Esta carcaza de piel que me cubre y estos huesos que me mantienen en pie, cuántas cosas vividas, cuántos pasos andados, gracias.

Estas canas que fueron mi cabello casi rojo son todas los días que amanecí y todas las noche que dormí, o las que trasnoché y también, las del duro insomnio.

Cada pliegue de este cuerpo, cada célula, marcan el paso inexorable de los años. Este cansancio que a veces me parece tempranero, estas ganas de estar más quieta y este paso más lento, me ayudan a recordar todas las carreras, corridas, horas y días con poco descanso… horas y días sin pensar en mí ni en mi cuerpo.

En realidad creo que he cuidado apenas mi cuerpo. O tal vez no. Si es poco o mucho siempre exige comparación y me desagrada.

Me he ocupado, digamos, medianamente bien de él, ahora debo cuidarlo, mimarlo y protegerlo. Eso me disgusta, creo que esta carcaza guarda una mujer más joven.

Soy yo? Cómo pudo pasar tan rápido este camino de casi setenta años? Por momentos me parece un suspiro, entonces surgen los recuerdos del dolor, que cuando sucedieron fueron eternos, y logro entender que soy yo.

Sí, es mi cuerpo. Él se ha adaptado y modificado y está llevando a cabo una de sus últimas transformaciones. Aún me permite el placer. Aún me deja recorrer, conocer, reír y asombrarme, descubrir.

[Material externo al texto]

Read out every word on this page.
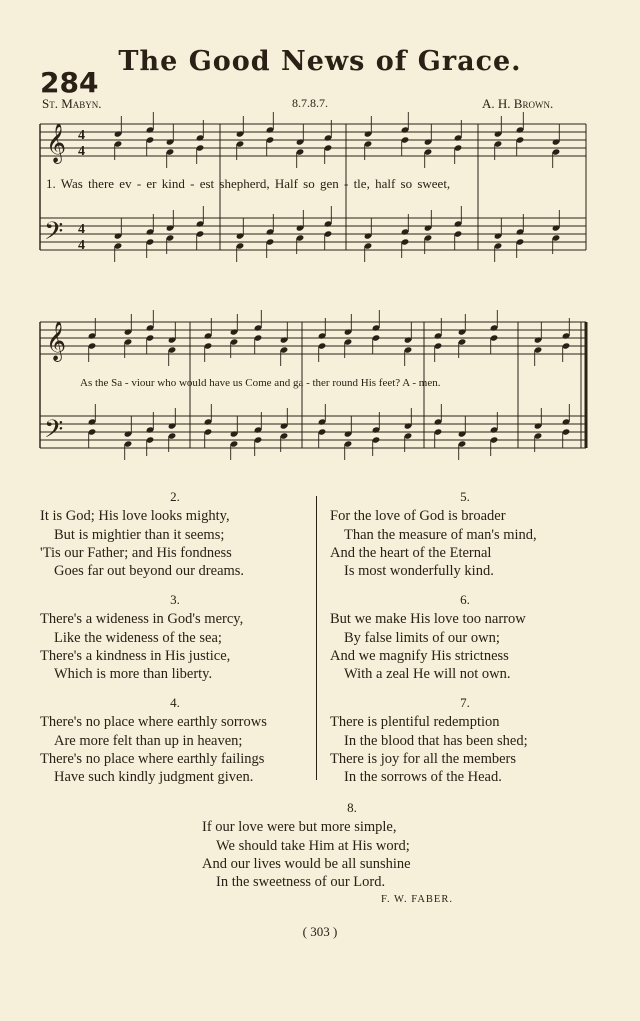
The Good News of Grace.
284
St. Mabyn.	8.7.8.7.	A. H. Brown.
𝄞
𝄢
4
4
4
4
𝄞
𝄢
1. Was there ev - er kind - est shepherd, Half so gen - tle, half so sweet,
As the Sa - viour who would have us Come and ga - ther round His feet? A - men.
2.
It is God; His love looks mighty,
But is mightier than it seems;
'Tis our Father; and His fondness
Goes far out beyond our dreams.
3.
There's a wideness in God's mercy,
Like the wideness of the sea;
There's a kindness in His justice,
Which is more than liberty.
4.
There's no place where earthly sorrows
Are more felt than up in heaven;
There's no place where earthly failings
Have such kindly judgment given.
5.
For the love of God is broader
Than the measure of man's mind,
And the heart of the Eternal
Is most wonderfully kind.
6.
But we make His love too narrow
By false limits of our own;
And we magnify His strictness
With a zeal He will not own.
7.
There is plentiful redemption
In the blood that has been shed;
There is joy for all the members
In the sorrows of the Head.
8.
If our love were but more simple,
We should take Him at His word;
And our lives would be all sunshine
In the sweetness of our Lord.
F. W. FABER.
( 303 )
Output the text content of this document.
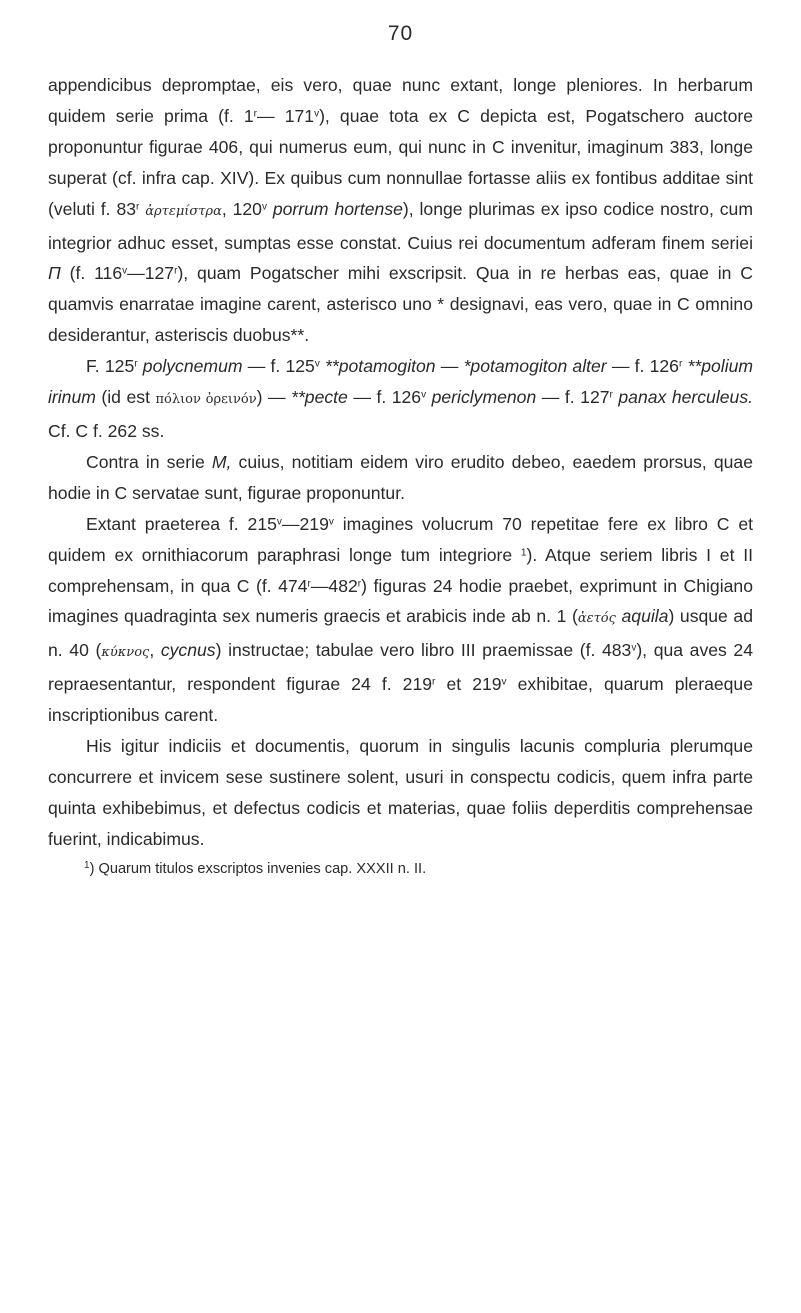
70

appendicibus depromptae, eis vero, quae nunc extant, longe pleniores. In herbarum quidem serie prima (f. 1$^r$— 171$^v$), quae tota ex C depicta est, Pogatschero auctore proponuntur figurae 406, qui numerus eum, qui nunc in C invenitur, imaginum 383, longe superat (cf. infra cap. XIV). Ex quibus cum nonnullae fortasse aliis ex fontibus additae sint (veluti f. 83$^r$ ἀρτεμίστρα, 120$^v$ porrum hortense), longe plurimas ex ipso codice nostro, cum integrior adhuc esset, sumptas esse constat. Cuius rei documentum adferam finem seriei Π (f. 116$^v$—127$^r$), quam Pogatscher mihi exscripsit. Qua in re herbas eas, quae in C quamvis enarratae imagine carent, asterisco uno * designavi, eas vero, quae in C omnino desiderantur, asteriscis duobus**.

F. 125$^r$ polycnemum — f. 125$^v$ **potamogiton — *potamogiton alter — f. 126$^r$ **polium irinum (id est πόλιον ὀρεινόν) — **pecte — f. 126$^v$ periclymenon — f. 127$^r$ panax herculeus. Cf. C f. 262 ss.

Contra in serie M, cuius, notitiam eidem viro erudito debeo, eaedem prorsus, quae hodie in C servatae sunt, figurae proponuntur.

Extant praeterea f. 215$^v$—219$^v$ imagines volucrum 70 repetitae fere ex libro C et quidem ex ornithiacorum paraphrasi longe tum integriore $^1$). Atque seriem libris I et II comprehensam, in qua C (f. 474$^r$—482$^r$) figuras 24 hodie praebet, exprimunt in Chigiano imagines quadraginta sex numeris graecis et arabicis inde ab n. 1 (ἀετός aquila) usque ad n. 40 (κύκνος, cycnus) instructae; tabulae vero libro III praemissae (f. 483$^v$), qua aves 24 repraesentantur, respondent figurae 24 f. 219$^r$ et 219$^v$ exhibitae, quarum pleraeque inscriptionibus carent.

His igitur indiciis et documentis, quorum in singulis lacunis compluria plerumque concurrere et invicem sese sustinere solent, usuri in conspectu codicis, quem infra parte quinta exhibebimus, et defectus codicis et materias, quae foliis deperditis comprehensae fuerint, indicabimus.

$^1$) Quarum titulos exscriptos invenies cap. XXXII n. II.
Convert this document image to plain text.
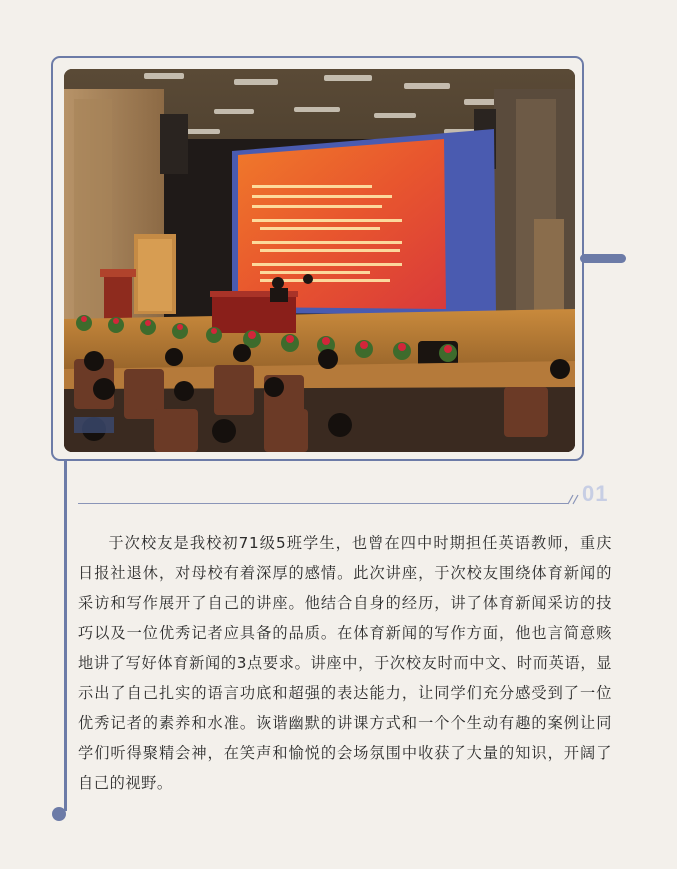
01

于次校友是我校初71级5班学生，也曾在四中时期担任英语教师，重庆日报社退休，对母校有着深厚的感情。此次讲座，于次校友围绕体育新闻的采访和写作展开了自己的讲座。他结合自身的经历，讲了体育新闻采访的技巧以及一位优秀记者应具备的品质。在体育新闻的写作方面，他也言简意赅地讲了写好体育新闻的3点要求。讲座中，于次校友时而中文、时而英语，显示出了自己扎实的语言功底和超强的表达能力，让同学们充分感受到了一位优秀记者的素养和水准。诙谐幽默的讲课方式和一个个生动有趣的案例让同学们听得聚精会神，在笑声和愉悦的会场氛围中收获了大量的知识，开阔了自己的视野。
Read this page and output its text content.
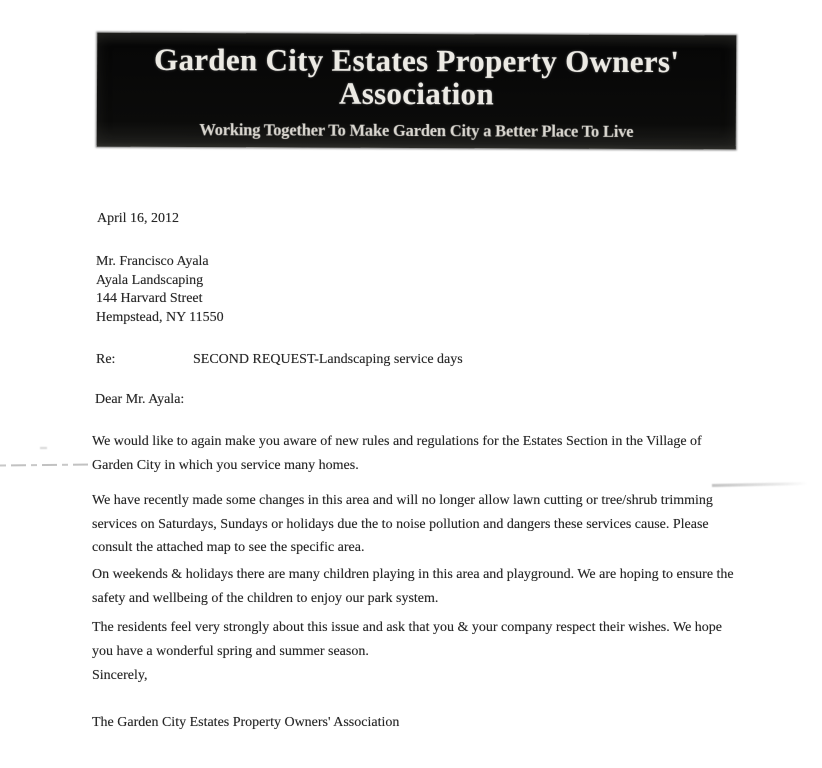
Garden City Estates Property Owners' Association
Working Together To Make Garden City a Better Place To Live
April 16, 2012
Mr. Francisco Ayala
Ayala Landscaping
144 Harvard Street
Hempstead, NY 11550
Re:	SECOND REQUEST-Landscaping service days
Dear Mr. Ayala:
We would like to again make you aware of new rules and regulations for the Estates Section in the Village of Garden City in which you service many homes.
We have recently made some changes in this area and will no longer allow lawn cutting or tree/shrub trimming services on Saturdays, Sundays or holidays due the to noise pollution and dangers these services cause. Please consult the attached map to see the specific area.
On weekends & holidays there are many children playing in this area and playground. We are hoping to ensure the safety and wellbeing of the children to enjoy our park system.
The residents feel very strongly about this issue and ask that you & your company respect their wishes. We hope you have a wonderful spring and summer season.
Sincerely,
The Garden City Estates Property Owners' Association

Setenta años casi de andar el mundo y todavía mi cuerpo me lleva, se cansa más, tolera menos pero me lleva y me trae y se goza, se abren caminos aún… no es maravilloso?

Debo agradecer a cada célula de mi cuerpo la vida pasada y la que estoy viviendo. Cada momento lo soportó como pudo y me permitió llegar a un hoy, otoño de colores y perfumes.

Ya no tengo que cuidar mi estética, debo cuidar mi salud, ya no debo desperdiciar descanso, debo permitirme todos los que necesito.

Sabes qué? Gracias por cubrir a esta mujer que se resiste a su edad, que siempre se reveló, que fue hija, madre, abuela y que hoy, se compromete a complacerte más. A cuidarte más pero sin restricciones de estética o modas.

Gracias por acompañarme desde el día que cortaron el cordón y me separaron de mi madre. Gracias por no caerte a pedazos frente a los dolores. Gracias por gozar a pleno de los días buenos. Gracias por seguir manteniendo esta estructura que hoy, se acerca incrédula a la séptima década.